正式なアーキテクチャー担当者はいません。確かにプロジェクト管理者の1人がアーキテクチャー周りの調整をやっていました。各チームで3人程度がアーキテクチャーに注目して作業をしていましたが、専門なアーキテクチャーチームがありません。アーキテクチャーは皆の担当だからです。
– 開発したシステムはかなり複雑なようですね。
プロジェクト初期に、もしかしてチームの誰かがアーキテクチャー設計を担当し、ハイレベルのアーキテクチャー設計をしていたかもしれません。重要なのはアーキテクチャー設計した人は必ずチームにいて、変更に際してどう対応すべきかが分かることです。
チームに対するトレーニングについて
– Henrikさんはチームが30人から60人に拡大するタイミングでプロジェクトに入られましたよね。プロジェクトメンバーに、開発方法をどのように教育をされたのでしょうか?
教育はしていません。このプロジェクトには、クロスチームというグループがあり、各チームの各役割の人とプロジェクト管理者と私で構成されていました。プロジェクトのチーム間の重なり部分のようなものです。このグループにインフォーマルなワークショップを実施し、指導しました。ということでトレーニングは少し行っています。でもKanbanについてはトレーニングを行いませんでした。そのため、最初は「これはなんだ」と思われました。それでもみんなが混乱状態に不満を持っていたので、可視化ができたことを喜びました。
– 技術的なプラクティス、例えばテスト自動化、テスト駆動開発はどうされたのでしょうか?
混乱のためにバグの解決が遅れてしまうという品質問題がありましたので、制約事項を作りました。例えば、テストコードを書いてからではないとコーディング始めてはいけませんというようなルールです。それでテスト駆動開発を推進したのです。また、完了(Done)の定義を明確にしています。このようにして、ある程度のプラクティスの実践を促したのです。ただ、必ずしもすべての人がこのようなプラクティスを実践するスキルを持っていませんでした。
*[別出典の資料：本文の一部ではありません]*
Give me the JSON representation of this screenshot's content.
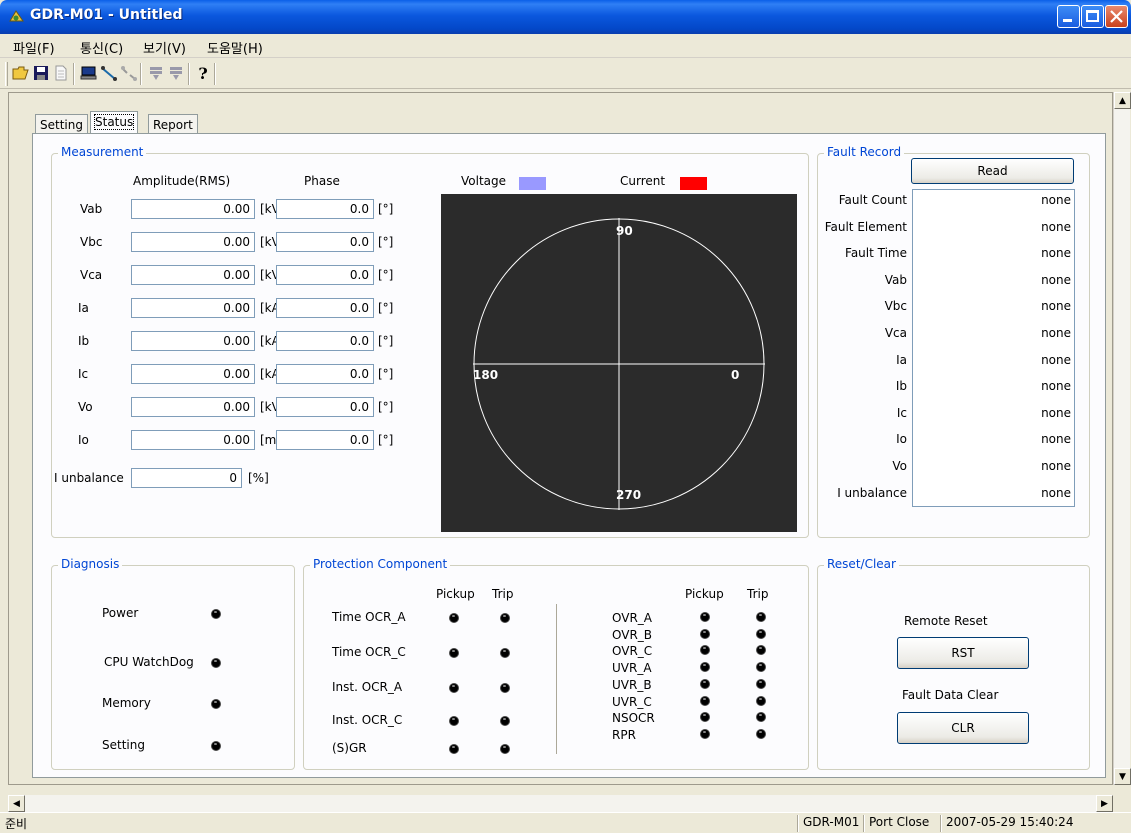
{
  "window": {
    "title": "GDR-M01 - Untitled"
  },
  "menu": [
    "파일(F)",
    "통신(C)",
    "보기(V)",
    "도움말(H)"
  ],
  "toolbar": {
    "icons": [
      "open-folder-icon",
      "save-icon",
      "document-icon",
      "computer-connect-icon",
      "connect-icon",
      "disconnect-icon",
      "download-icon",
      "upload-icon",
      "help-icon"
    ]
  },
  "tabs": [
    {
      "label": "Setting"
    },
    {
      "label": "Status",
      "active": true
    },
    {
      "label": "Report"
    }
  ],
  "measurement": {
    "title": "Measurement",
    "amplitude_header": "Amplitude(RMS)",
    "phase_header": "Phase",
    "rows": [
      {
        "label": "Vab",
        "amp": "0.00",
        "amp_unit": "[kV]",
        "phase": "0.0",
        "phase_unit": "[°]"
      },
      {
        "label": "Vbc",
        "amp": "0.00",
        "amp_unit": "[kV]",
        "phase": "0.0",
        "phase_unit": "[°]"
      },
      {
        "label": "Vca",
        "amp": "0.00",
        "amp_unit": "[kV]",
        "phase": "0.0",
        "phase_unit": "[°]"
      },
      {
        "label": "Ia",
        "amp": "0.00",
        "amp_unit": "[kA]",
        "phase": "0.0",
        "phase_unit": "[°]"
      },
      {
        "label": "Ib",
        "amp": "0.00",
        "amp_unit": "[kA]",
        "phase": "0.0",
        "phase_unit": "[°]"
      },
      {
        "label": "Ic",
        "amp": "0.00",
        "amp_unit": "[kA]",
        "phase": "0.0",
        "phase_unit": "[°]"
      },
      {
        "label": "Vo",
        "amp": "0.00",
        "amp_unit": "[kV]",
        "phase": "0.0",
        "phase_unit": "[°]"
      },
      {
        "label": "Io",
        "amp": "0.00",
        "amp_unit": "[mA]",
        "phase": "0.0",
        "phase_unit": "[°]"
      }
    ],
    "unbalance": {
      "label": "I unbalance",
      "value": "0",
      "unit": "[%]"
    },
    "legend": {
      "voltage_label": "Voltage",
      "voltage_color": "#9999ff",
      "current_label": "Current",
      "current_color": "#ff0000"
    },
    "phasor": {
      "label_90": "90",
      "label_180": "180",
      "label_0": "0",
      "label_270": "270",
      "background": "#2b2b2b"
    }
  },
  "fault_record": {
    "title": "Fault Record",
    "read_button": "Read",
    "rows": [
      {
        "label": "Fault Count",
        "value": "none"
      },
      {
        "label": "Fault Element",
        "value": "none"
      },
      {
        "label": "Fault Time",
        "value": "none"
      },
      {
        "label": "Vab",
        "value": "none"
      },
      {
        "label": "Vbc",
        "value": "none"
      },
      {
        "label": "Vca",
        "value": "none"
      },
      {
        "label": "Ia",
        "value": "none"
      },
      {
        "label": "Ib",
        "value": "none"
      },
      {
        "label": "Ic",
        "value": "none"
      },
      {
        "label": "Io",
        "value": "none"
      },
      {
        "label": "Vo",
        "value": "none"
      },
      {
        "label": "I unbalance",
        "value": "none"
      }
    ]
  },
  "diagnosis": {
    "title": "Diagnosis",
    "items": [
      "Power",
      "CPU WatchDog",
      "Memory",
      "Setting"
    ]
  },
  "protection": {
    "title": "Protection Component",
    "pickup_header": "Pickup",
    "trip_header": "Trip",
    "left_items": [
      "Time OCR_A",
      "Time OCR_C",
      "Inst. OCR_A",
      "Inst. OCR_C",
      "(S)GR"
    ],
    "right_items": [
      "OVR_A",
      "OVR_B",
      "OVR_C",
      "UVR_A",
      "UVR_B",
      "UVR_C",
      "NSOCR",
      "RPR"
    ]
  },
  "reset_clear": {
    "title": "Reset/Clear",
    "remote_reset_label": "Remote Reset",
    "rst_button": "RST",
    "fault_clear_label": "Fault Data Clear",
    "clr_button": "CLR"
  },
  "statusbar": {
    "left": "준비",
    "device": "GDR-M01",
    "port": "Port Close",
    "datetime": "2007-05-29 15:40:24"
  }
}
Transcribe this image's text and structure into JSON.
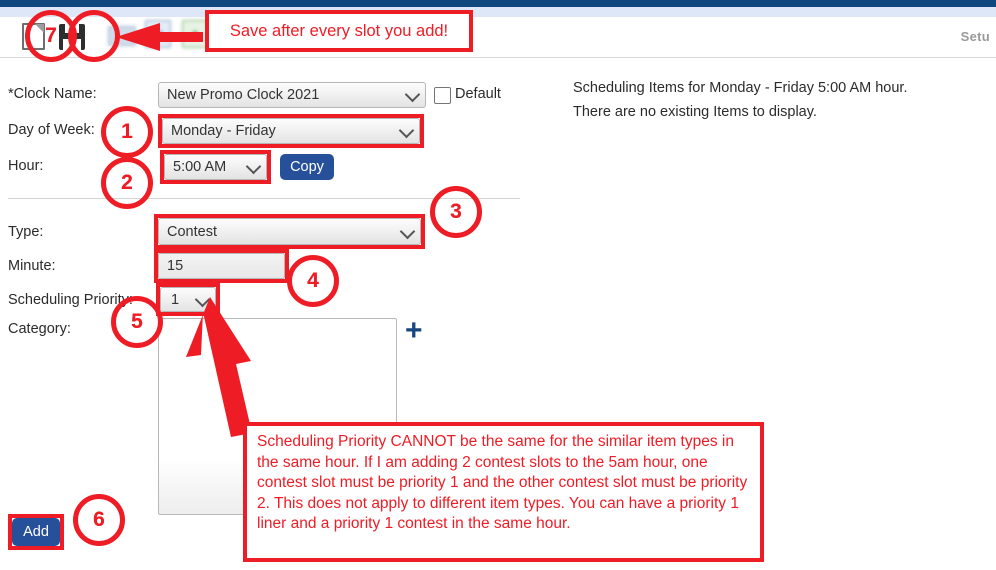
{
  "colors": {
    "navy_bar": "#10477e",
    "light_blue_bar": "#dde7f8",
    "annotation_red": "#ee1c25",
    "button_blue": "#27509b",
    "plus_blue": "#18467f"
  },
  "header": {
    "setup_label": "Setu",
    "toolbar": [
      {
        "name": "new-document-icon",
        "label": "New"
      },
      {
        "name": "save-icon",
        "label": "Save"
      },
      {
        "name": "print-icon",
        "label": "Print"
      },
      {
        "name": "export-word-icon",
        "label": "W"
      },
      {
        "name": "export-excel-icon",
        "label": "X"
      }
    ]
  },
  "form": {
    "clock_name": {
      "label": "*Clock Name:",
      "value": "New Promo Clock 2021"
    },
    "default_checkbox": {
      "label": "Default",
      "checked": false
    },
    "day_of_week": {
      "label": "Day of Week:",
      "value": "Monday - Friday"
    },
    "hour": {
      "label": "Hour:",
      "value": "5:00 AM"
    },
    "copy_button": {
      "label": "Copy"
    },
    "type": {
      "label": "Type:",
      "value": "Contest"
    },
    "minute": {
      "label": "Minute:",
      "value": "15"
    },
    "scheduling_priority": {
      "label": "Scheduling Priority:",
      "value": "1"
    },
    "category": {
      "label": "Category:",
      "value": "",
      "add_icon": "+"
    },
    "add_button": {
      "label": "Add"
    }
  },
  "right_panel": {
    "line1": "Scheduling Items for Monday - Friday 5:00 AM hour.",
    "line2": "There are no existing Items to display."
  },
  "annotations": {
    "callout_top": "Save after every slot you add!",
    "callout_priority": "Scheduling Priority CANNOT be the same for the similar item types in the same hour. If I am adding 2 contest slots to the 5am hour, one contest slot must be priority 1 and the other contest slot must be priority 2. This does not apply to different item types. You can have a priority 1 liner and a priority 1 contest in the same hour.",
    "step_numbers": [
      "1",
      "2",
      "3",
      "4",
      "5",
      "6",
      "7"
    ]
  }
}
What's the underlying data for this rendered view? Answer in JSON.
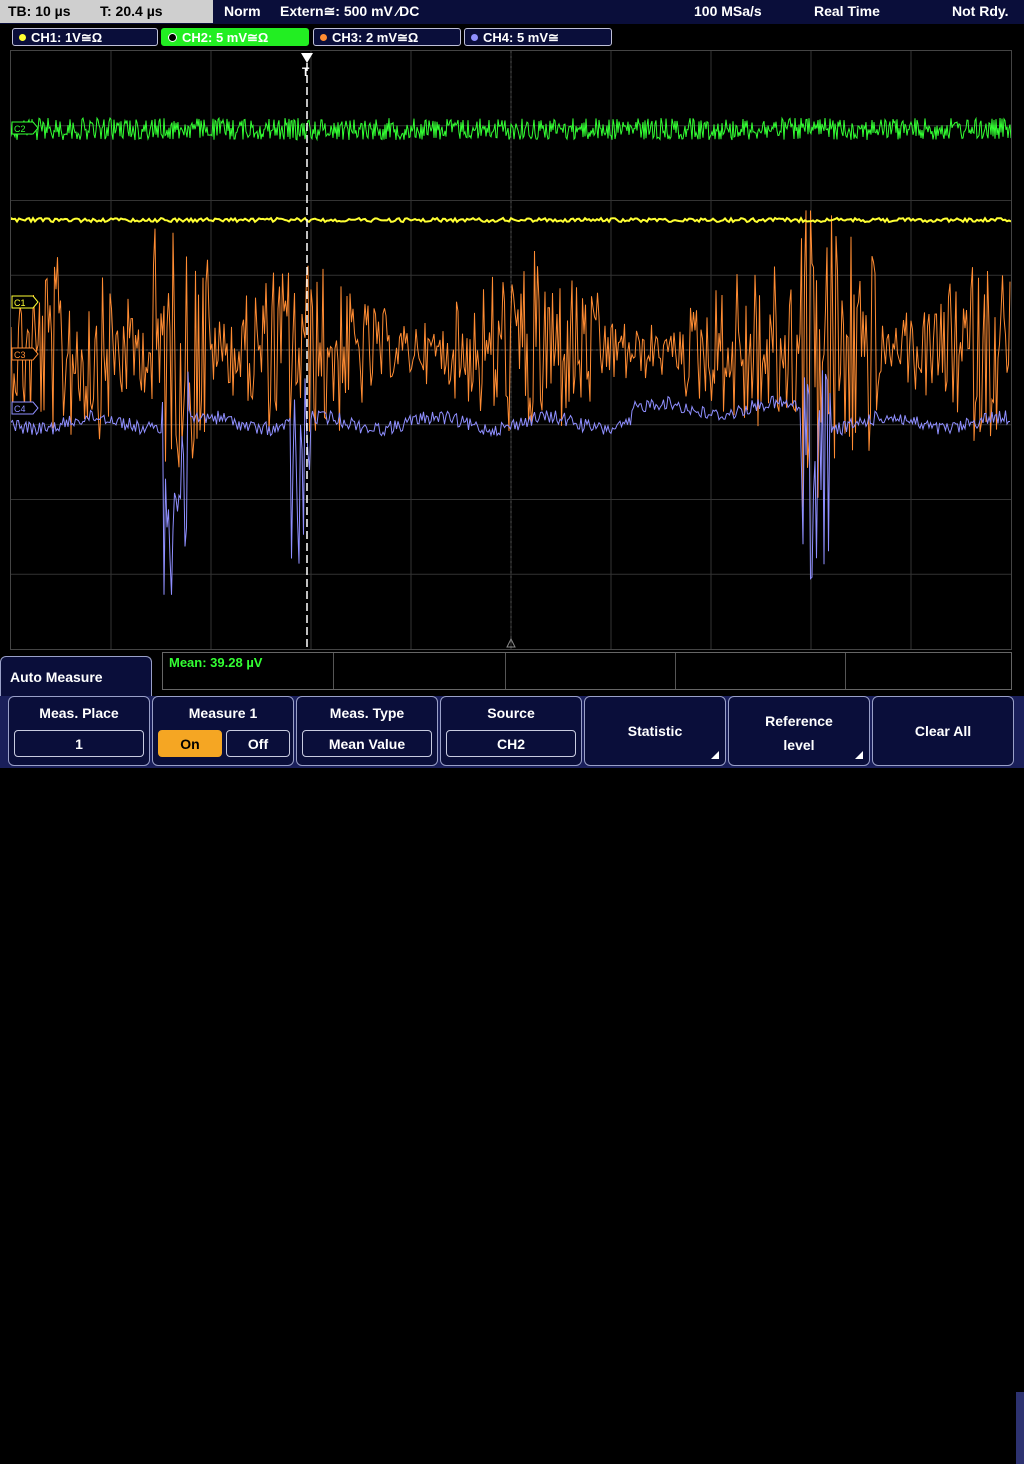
{
  "topbar": {
    "timebase": "TB: 10 µs",
    "trigger_time": "T: 20.4 µs",
    "trigger_mode": "Norm",
    "trigger_source": "Extern≅: 500 mV ⁄DC",
    "sample_rate": "100 MSa/s",
    "acq_mode": "Real Time",
    "status": "Not Rdy."
  },
  "channels": [
    {
      "label": "CH1: 1V≅Ω",
      "color": "#ffff33"
    },
    {
      "label": "CH2: 5 mV≅Ω",
      "color": "#33ff33",
      "active": true
    },
    {
      "label": "CH3: 2 mV≅Ω",
      "color": "#ff8c33"
    },
    {
      "label": "CH4: 5 mV≅",
      "color": "#8f8fff"
    }
  ],
  "markers": {
    "ch1": "C1",
    "ch2": "C2",
    "ch3": "C3",
    "ch4": "C4",
    "trigger": "T"
  },
  "measurement": {
    "readout": "Mean: 39.28 µV"
  },
  "menu": {
    "title": "Auto Measure",
    "softkeys": {
      "meas_place_label": "Meas. Place",
      "meas_place_value": "1",
      "measure1_label": "Measure 1",
      "on_label": "On",
      "off_label": "Off",
      "meas_type_label": "Meas. Type",
      "meas_type_value": "Mean Value",
      "source_label": "Source",
      "source_value": "CH2",
      "statistic_label": "Statistic",
      "reference_label_1": "Reference",
      "reference_label_2": "level",
      "clear_all_label": "Clear All"
    }
  },
  "colors": {
    "ch1": "#ffff33",
    "ch2": "#33ff33",
    "ch3": "#ff8c33",
    "ch4": "#8f8fff",
    "active_on": "#f5a623"
  }
}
そのために、インフォーマルなコーチングを多数実施しました。チームに少なくとも1、2名はアジャイルプラクティスの経験が少ない人がいたからです。そのため、テスト駆動開発のワークショップを実施して欲しいという依頼がオンデマンドできました。
– 開発者の方々は柔軟だったのでしょうか?
開発者は柔軟でした。というのは、開発者の多くがコンサルタントだったからです。コンサルタントは、様々な経験を積んでいるのでかなり柔軟性がありました。正社員の中には変化に前向きではない人もいました。特定のプロセスに慣れていたからです。コンサルタントには、変化に前向きな傾向がありました。正社員とコンサルタントの混成チームだったことで、柔軟性がありすぎたり、なさすぎることがなく、適度に柔軟になったと思います。
中間管理職について
– アジャイル開発に懸念を持つ中間管理職やプロジェクト管理者を味方につける何か良い方法があるでしょうか?
いくつかの方法があります。最も大事なのは、巻き込んで何をやっているのを見せることです。中間管理職がそこにいるのに、アジャイルをやる時にその人たちを無視すると、多分抵抗されると思います。中間管理職と話し合って、何をやりたいかを説明すれば、おそらく支援してくれます。アジャイルに関してあまり知らないかもしれませんが、そうすることでポジティブになる可能性が高いです。
時として、様々な理由で中間管理職が抵抗します。コントロールを失うことを恐れることもあるでしょうし、エゴだけのこともあるでしょう。そのような場合にコーチングは有効です。その人が求めていること、何が大事かを突き止めるのです。認知されることを求めているのか、コントロールを求めているのかということです。
中間管理職は組織の上にも下にもつながり、変化を起こすための最善の立場にも、変更を阻止する最善の立場にもなり得ます。
– Henrikさんが警察プロジェクトにKanbanを導入したのは、ある意味でマイルドに変化させる方法と考えることができるのではないでしょうか。このような方法は変化に抵抗する人達に有効なのでしょうか?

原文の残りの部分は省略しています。